Notice that range stops just shy of 2π. Floating point math sometimes produces a final angle indistinguishably close to 2π, adding one extra vertex to our n-gon. To see for yourself, change (- tau 0.000001) to tau and set the number of sides to 6. You’ll see an extra point in the output very close to the starting point.

This is a "trick" that you find everywhere in graphics programming, and I can't believe we've been programming for over half a century and still have to deal with crap like that in our tooling. It leads to code that, while readable to the initiated programmer, is not what it should be.

3 comments

It wouldn't have been a problem if it instead used an index variable i ranging from 0 to the number of sides, computing 2pii/sides along the way.
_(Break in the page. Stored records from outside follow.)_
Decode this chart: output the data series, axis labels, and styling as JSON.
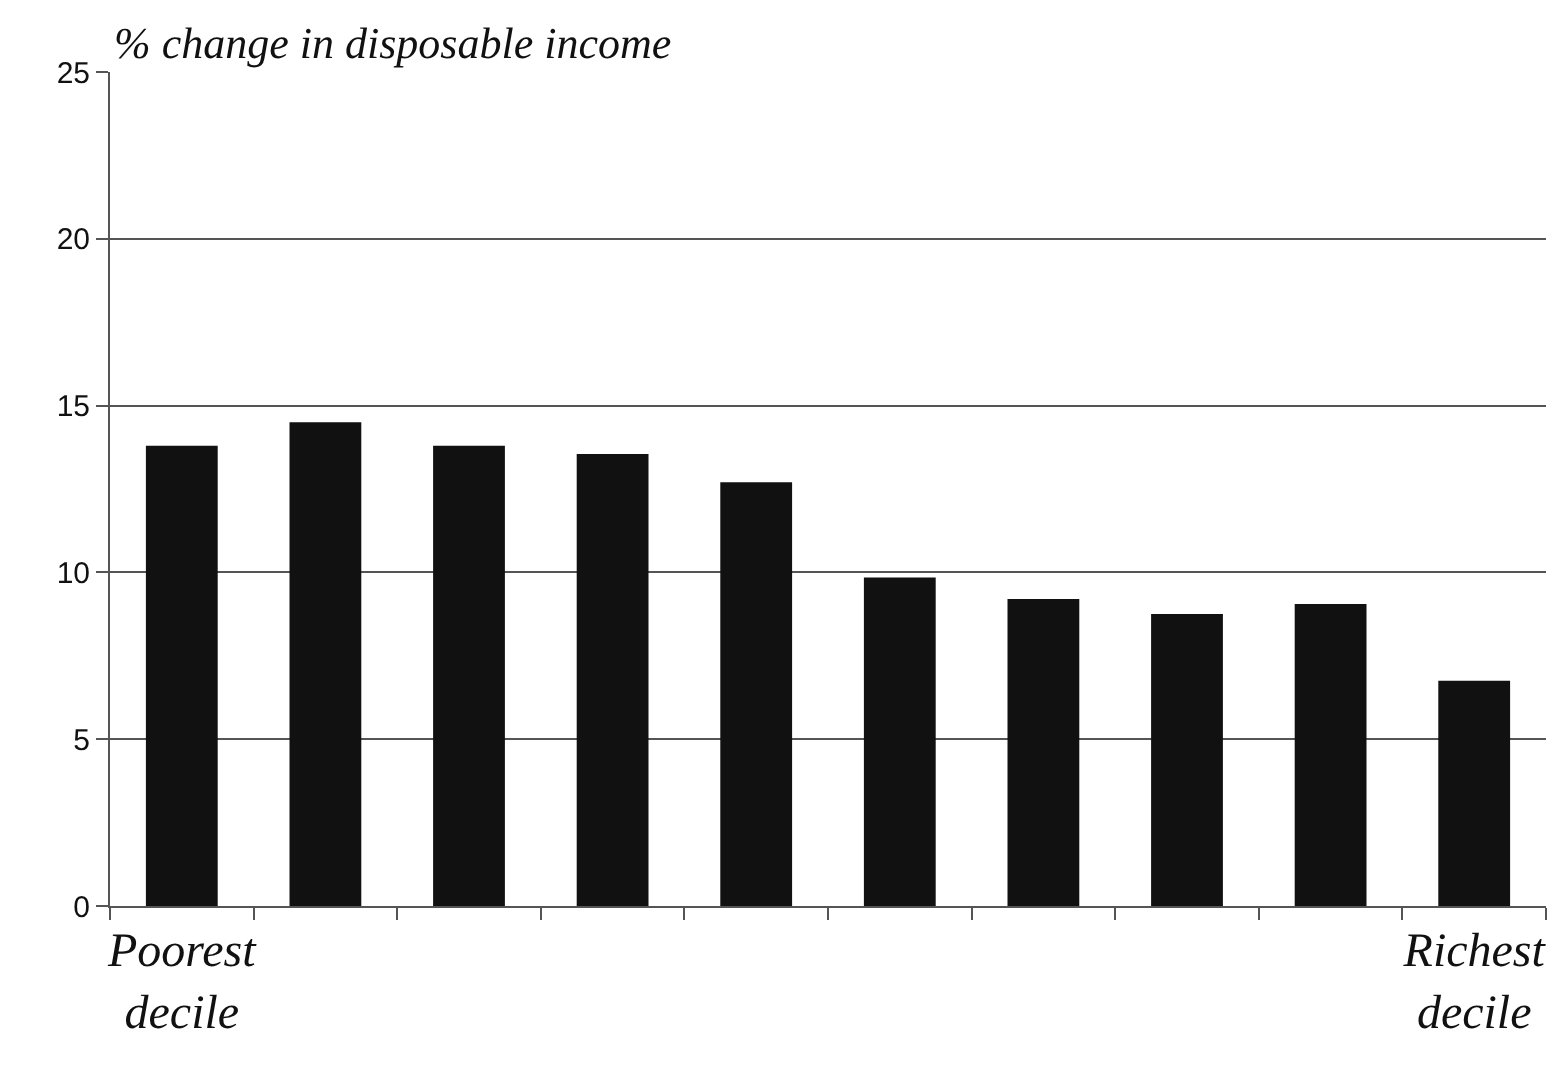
{
  "chart_data": {
    "type": "bar",
    "ylabel": "% change in disposable income",
    "categories": [
      "Poorest decile",
      null,
      null,
      null,
      null,
      null,
      null,
      null,
      null,
      "Richest decile"
    ],
    "values": [
      13.8,
      14.5,
      13.8,
      13.55,
      12.7,
      9.85,
      9.2,
      8.75,
      9.05,
      6.75
    ],
    "color": "#111111",
    "ylim": [
      0,
      25
    ],
    "yticks": [
      0,
      5,
      10,
      15,
      20,
      25
    ],
    "grid": "y",
    "legend": false
  }
}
If you're going to rely on repeated addition of irrational numbers to come out to some exact value, then you've misunderstood the abilities of finite decimal representations. It is something easy to overlook, but shouldn't be too surprising to someone who has computed anything by hand (for instance, try long dividing 1/7 out to some number of decimal places, and then adding the result to itself seven times --- if it's a problem there it's not simply a tooling issue, assuming of course the problem isn't with decimals!).

Though, if we want to fix our tools, perhaps instead of the promise of a "cos" or "sin" functions, we could have (ngon-point i n) which returns [(cos (/ i n)) (sin (/ i n))]. Then you wouldn't be tempted to use floating-point numbers to represent the index of a polygon vertex.

I fully agree.

As a more general strategy, just use integers (preferably unsigned integers) for all critical stuff such as state handling and looping over. Then, perform floating point operations only on top of that, as a last step. Sometime you don't even need that and use fixed point arithmetics instead (i.e. change your unit to some fixed fraction, e.g. in accounting calculate with integer cents instead of floating point euros/dollars).

> Then, perform floating point operations only on top of that, as a last step.

Right. "Once you go float, you never go back."

Any time you need discrete operations like counting and equality, do it in integer space. Avoid going from integer space back to floating point space.

We can do better. It's true that decimal representation doesn't work:

    0.999999 = 0.142857 + 0.142857 + 0.142857 + 0.142857 + 0.142857 + 0.142857 + 0.142857 
And yes, rewriting the problem in an integer-indexed form does get the correct result:

    1 = (1 + 1 + 1 + 1 + 1 + 1 + 1) / 7
But what we want, in both the original code and in this example, is to calculate:

        1   1   1   1   1   1   1
    1 = — + — + — + — + — + — + —
        7   7   7   7   7   7   7
That's even hard to type out in our limited format here on HN. But it's what we mean to do.

Maybe better tooling could infer that if the limited math produces an angle indistinguishably close to 2pi, we probably meant for it to be equal to 2pi. Maybe it could do fractional addition, instead of converting to a decimal representation and truncating the number of digits.

Maybe it would write the outputs of the function in the initial triangle example, instead of as

    ([50 0]
     [-24.99999999999999 43.30127018922194]
     [-25.00000000000002 -43.301270189221924])
it would be represented as

    ([50 0]
     [-25 25*sqrt(3)]
     [-25 -25*sqrt(3)])
Because the sine of 2pi/3 is sqrt(3)/2, not 0.866.
Floating point math is hard. I recommend this interview of William Kahan, creator of the IEEE-754 standard, and the associated HN discussion (esp. the comment by user russell)

https://news.ycombinator.com/item?id=7769303

Final angle? If it's gonna close the path for you, just stop at n-1. No extra side.